The Definitive Guide to Redis SCAN

Redis SCAN is a versatile command that enables powerful keyspace iteration. This comprehensive guide dives deep into SCAN internals, usage patterns, customization tips, and integration with other Redis features. Follow these best practices to expertly harness SCAN for scaling, administration, and analytics.

Diving Into SCAN Internals

Let‘s first understand what happens behind the scenes when SCAN executes:

Key hash – Redis hashes every key name into a 64-bit integer value using the CRC64 algorithm. This hash determines key order in the internal dictionary.
Ordered set – Keys are stored ordered by hash value in a special internal dictionary structure optimized for insertion, deletion and scan operations.
Cursor movements – On every call, SCAN uses the cursor to seek to a position in the ordered set per the specified COUNT, returning keys in increasing hash order.
Deduplication – Redis 6 introduced automatic deduplication in SCAN results across calls in case hash collisions cause repetition.

So in essence, SCAN allows moving a cursor across an internal ordered key structure to incrementally return keys.
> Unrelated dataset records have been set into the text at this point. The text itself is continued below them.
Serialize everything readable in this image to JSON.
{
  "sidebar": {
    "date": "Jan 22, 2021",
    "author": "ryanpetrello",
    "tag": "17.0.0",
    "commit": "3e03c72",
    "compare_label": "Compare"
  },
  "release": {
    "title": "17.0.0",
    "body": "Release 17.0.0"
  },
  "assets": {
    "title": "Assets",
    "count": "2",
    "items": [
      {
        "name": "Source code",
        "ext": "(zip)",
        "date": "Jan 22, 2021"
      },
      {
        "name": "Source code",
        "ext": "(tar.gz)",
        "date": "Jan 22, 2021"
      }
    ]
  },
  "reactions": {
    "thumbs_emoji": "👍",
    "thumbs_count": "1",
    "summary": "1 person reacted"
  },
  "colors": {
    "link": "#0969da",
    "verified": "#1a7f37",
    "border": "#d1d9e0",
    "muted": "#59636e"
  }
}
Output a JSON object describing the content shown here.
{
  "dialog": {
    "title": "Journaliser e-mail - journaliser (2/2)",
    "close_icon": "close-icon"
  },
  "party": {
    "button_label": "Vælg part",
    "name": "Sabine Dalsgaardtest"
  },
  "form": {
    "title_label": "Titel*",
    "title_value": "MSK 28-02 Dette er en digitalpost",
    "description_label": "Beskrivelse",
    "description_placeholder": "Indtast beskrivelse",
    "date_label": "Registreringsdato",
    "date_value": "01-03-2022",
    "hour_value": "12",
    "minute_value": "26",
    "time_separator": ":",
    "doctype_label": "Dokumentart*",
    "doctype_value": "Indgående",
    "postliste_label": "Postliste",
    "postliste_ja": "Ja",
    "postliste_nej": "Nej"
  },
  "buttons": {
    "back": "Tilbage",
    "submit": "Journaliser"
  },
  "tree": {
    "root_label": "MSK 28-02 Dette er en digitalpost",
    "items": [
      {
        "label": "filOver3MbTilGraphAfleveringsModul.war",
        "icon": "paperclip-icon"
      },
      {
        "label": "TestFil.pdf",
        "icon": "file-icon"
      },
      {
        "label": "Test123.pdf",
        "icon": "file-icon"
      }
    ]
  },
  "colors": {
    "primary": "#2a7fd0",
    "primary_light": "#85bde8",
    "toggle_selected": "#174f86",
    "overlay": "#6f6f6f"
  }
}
The cursor tracks scan progress across calls.

Knowing these internals helps tune SCAN behavior by targeting specific parameters.

Order of Results

Given the hash ordering, expect key results in pseudorandom but consistent order per database. Results for same cursor will be identical unless keys are added/updated/deleted between calls.

COUNT Limits

COUNT determines how many keys to return from current cursor position before updating it. Adapt this value to balance latency and memory utilization.

Cursor Expiry

Cursors automatically expire after 5 minutes if a scan iteration is interrupted. This prevents stale cursors from continuing an old scan.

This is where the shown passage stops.